Maryland is required by statute to contribute $167 million in capital grants to WMATA each year – the result of a 2018 agreement with Virginia and D.C. to move away from a pay-as-you-go model for WMATA’s capital program.
The 2018 shift helped the agency dig out of a $5 billion maintenance backlog, largely bringing an end to an era of frequent track fires and other chronic reliability problems.
But the purchasing power of those capital grants has not kept pace with inflation, and the agency dipped into its capital account to cover some gaps in its operating budget after pandemic-era federal relief ran dry.
“We are clearly going to hit a capital [budget] cliff” in the near future, WMATA General Manager Randy Clarke told the agency’s board of directors on Thursday, referring to a point at which inflationary pressure and debt payments will constrain WMATA’s ability to cover other capital costs.
Korman, whose constituents include many commuters reliant on WMATA, introduced a proposal this year to re-base Maryland’s statutory capital contribution to account for inflation.
“Ultimately, WMATA is a math problem,” Korman told CNS. “At some point, we will have to acknowledge that $167 million in 2019 is not the same as $167 million in 2025 or 2030 or 2035.”
The proposal survived the cross-file deadline, but it did not advance to a vote on the Senate floor. Had it passed, the legislation would not have taken effect until D.C. and Virginia lawmakers adopted the same plan.
McAndrew, who also sits on WMATA’s board of directors, underscored that the agency will still have resources to maintain their services in the coming years, even if they are forced to work with a tighter capital budget. He added that stakeholders recognize the importance of maintaining WMATA’s momentum.
“WMATA is running at its best in decades,” he said. Ridership is growing faster than anticipated, bringing with it much-needed farebox revenue – at least in part because of the recent return-to-work order for federal employees.
Many of Maryland’s smaller local transit agencies are also attempting to balance rising demand for their services with budgets – drawn from federal, state and local sources – that haven’t kept pace with price increases.
“We’ve been bursting at the seams,” said Roman Steichen, Frederick County’s director of transit services. “The ridership trends we’re seeing right now – we can handle it, but we’re not far from it being unsustainable without additional funding to expand our services.”
Ridership on the county’s fixed-route buses is now nearly three times higher than during the pandemic, he added, and the paratransit services primarily used by older and disabled residents are running at capacity.

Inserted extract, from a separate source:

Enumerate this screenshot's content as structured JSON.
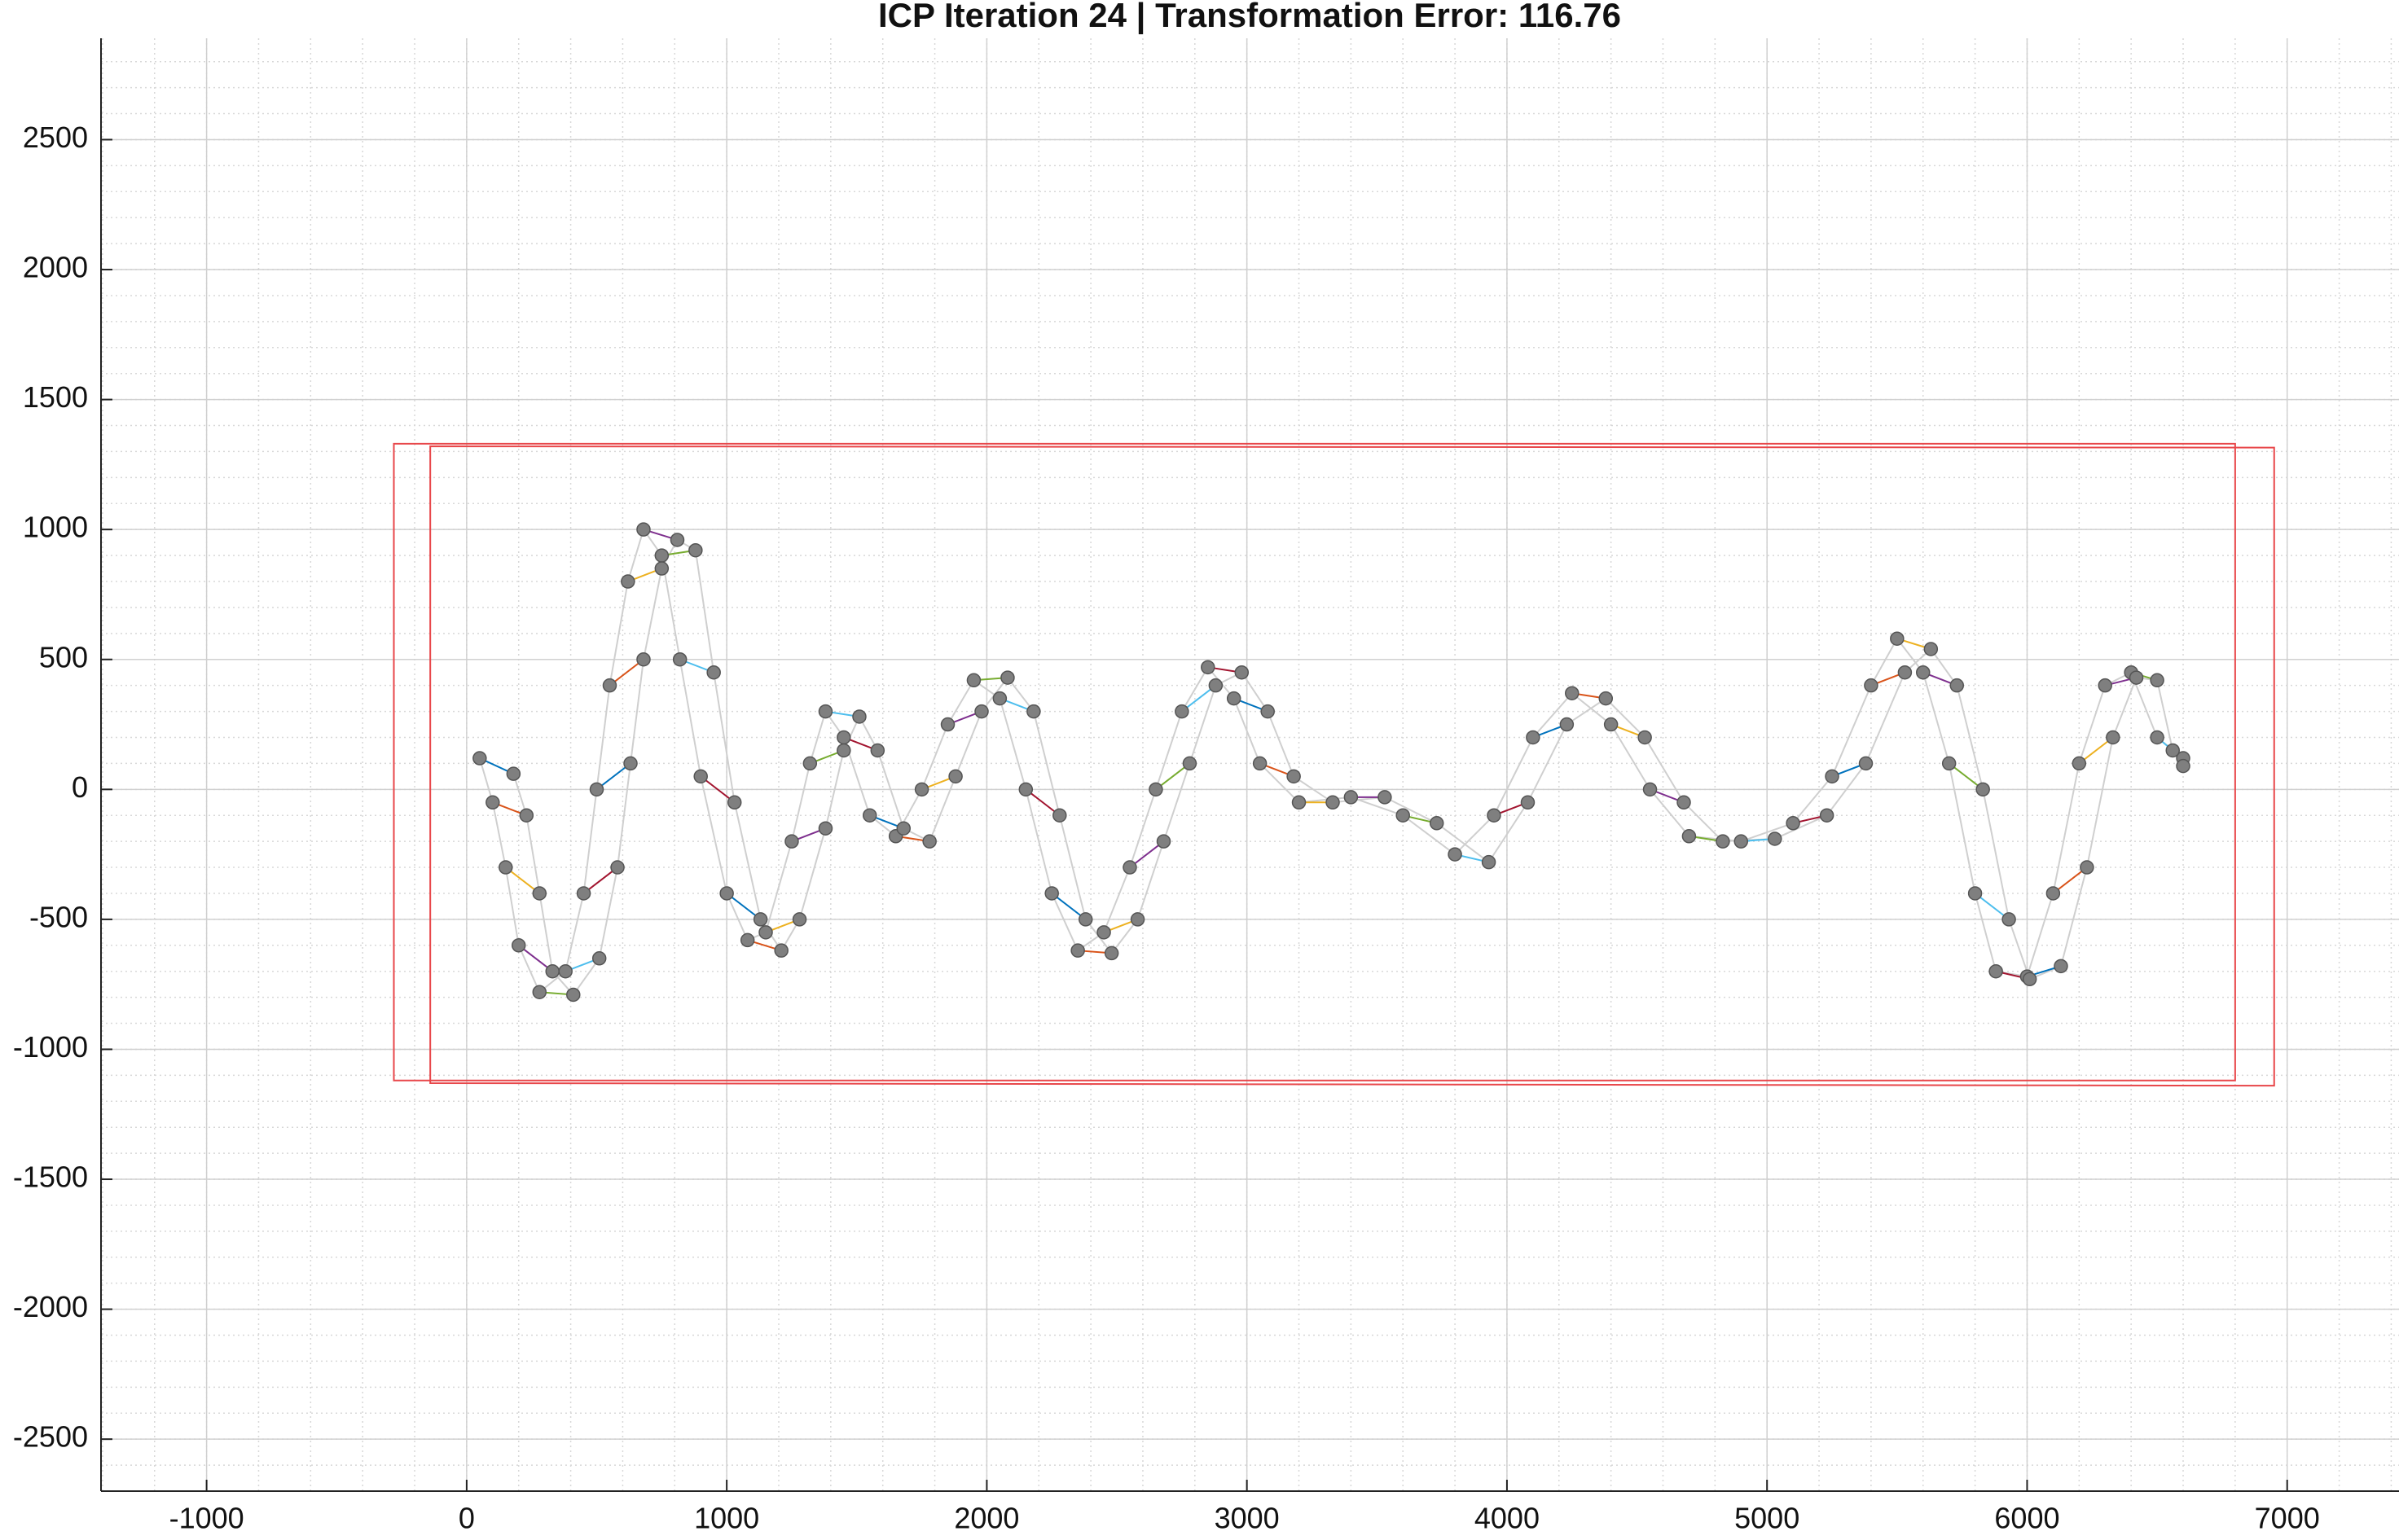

But Maryland’s funding formula for supporting local transit agencies isn’t indexed to inflation, and like WMATA, many agencies are now attempting to do more with less.
A bill put forward this year by Del. Mark Edelson, a Baltimore City Democrat, would have tied increases to the state’s total allocation for local transit agencies to inflation. That proposal faltered in committee.

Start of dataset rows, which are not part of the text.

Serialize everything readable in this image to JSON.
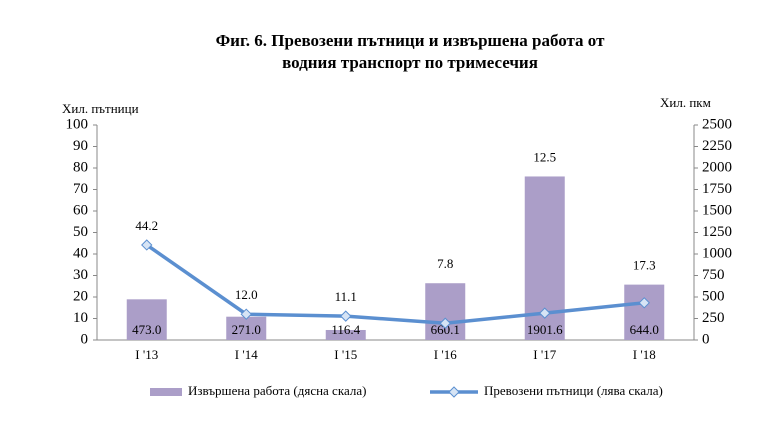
{
  "chart_data": {
    "type": "bar-line",
    "title": [
      "Фиг. 6. Превозени пътници и извършена работа от",
      "водния транспорт по тримесечия"
    ],
    "y_label": "Хил. пътници",
    "y2_label": "Хил. пкм",
    "categories": [
      "I '13",
      "I '14",
      "I '15",
      "I '16",
      "I '17",
      "I '18"
    ],
    "series": [
      {
        "name": "Извършена работа (дясна скала)",
        "type": "bar",
        "axis": "y2",
        "color": "#ab9ec8",
        "values": [
          473.0,
          271.0,
          116.4,
          660.1,
          1901.6,
          644.0
        ],
        "value_labels": [
          "473.0",
          "271.0",
          "116.4",
          "660.1",
          "1901.6",
          "644.0"
        ]
      },
      {
        "name": "Превозени пътници (лява скала)",
        "type": "line",
        "axis": "y",
        "color": "#5b8fd0",
        "values": [
          44.2,
          12.0,
          11.1,
          7.8,
          12.5,
          17.3
        ],
        "value_labels": [
          "44.2",
          "12.0",
          "11.1",
          "7.8",
          "12.5",
          "17.3"
        ]
      }
    ],
    "ylim": [
      0,
      100
    ],
    "yticks": [
      0,
      10,
      20,
      30,
      40,
      50,
      60,
      70,
      80,
      90,
      100
    ],
    "y2lim": [
      0,
      2500
    ],
    "y2ticks": [
      0,
      250,
      500,
      750,
      1000,
      1250,
      1500,
      1750,
      2000,
      2250,
      2500
    ],
    "grid": false,
    "legend": "bottom"
  }
}
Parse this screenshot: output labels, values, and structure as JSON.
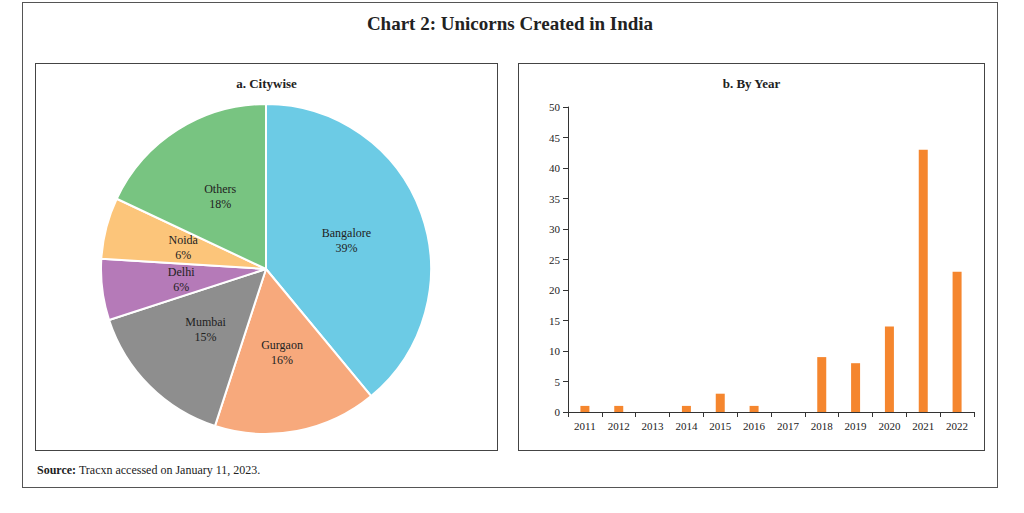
{
  "title": "Chart 2: Unicorns Created in India",
  "source": {
    "label": "Source:",
    "text": "Tracxn accessed on January 11, 2023."
  },
  "chart_data": [
    {
      "type": "pie",
      "title": "a. Citywise",
      "categories": [
        "Bangalore",
        "Gurgaon",
        "Mumbai",
        "Delhi",
        "Noida",
        "Others"
      ],
      "values": [
        39,
        16,
        15,
        6,
        6,
        18
      ],
      "value_labels": [
        "39%",
        "16%",
        "15%",
        "6%",
        "6%",
        "18%"
      ],
      "colors": [
        "#6ccbe5",
        "#f7a97c",
        "#8e8e8e",
        "#b57ab8",
        "#fcc57a",
        "#78c481"
      ],
      "data_labels": true
    },
    {
      "type": "bar",
      "title": "b. By Year",
      "categories": [
        "2011",
        "2012",
        "2013",
        "2014",
        "2015",
        "2016",
        "2017",
        "2018",
        "2019",
        "2020",
        "2021",
        "2022"
      ],
      "values": [
        1,
        1,
        0,
        1,
        3,
        1,
        0,
        9,
        8,
        14,
        43,
        23
      ],
      "color": "#f5862e",
      "ylim": [
        0,
        50
      ],
      "yticks": [
        0,
        5,
        10,
        15,
        20,
        25,
        30,
        35,
        40,
        45,
        50
      ],
      "grid": false
    }
  ]
}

Victoria Venable, Frederick County’s Director of Government Relations, says that while the bill would have provided more predictable state support for her county’s efforts to serve growing ridership, she wasn’t surprised that the General Assembly didn’t bite this year.
Maryland’s budget troubles are “not a one year and done situation,” she said, making it “difficult to advocate for any sort of funding, let alone indexing it.”
Venable remains optimistic, however, that growing enthusiasm for public transit, both in places like Frederick County and among state lawmakers, means better times for local transit budgets could still lay ahead.
But some looming challenges are far outside the hands of the General Assembly or MDOT.
The threat of a $1 billion cut to D.C.’s budget still threatens to undermine WMATA’s bond rating. Though the U.S. Senate voted to avert that cut last month, their House counterparts have yet to do the same.
A clearer picture of Maryland transit’s future will coalesce in the coming months.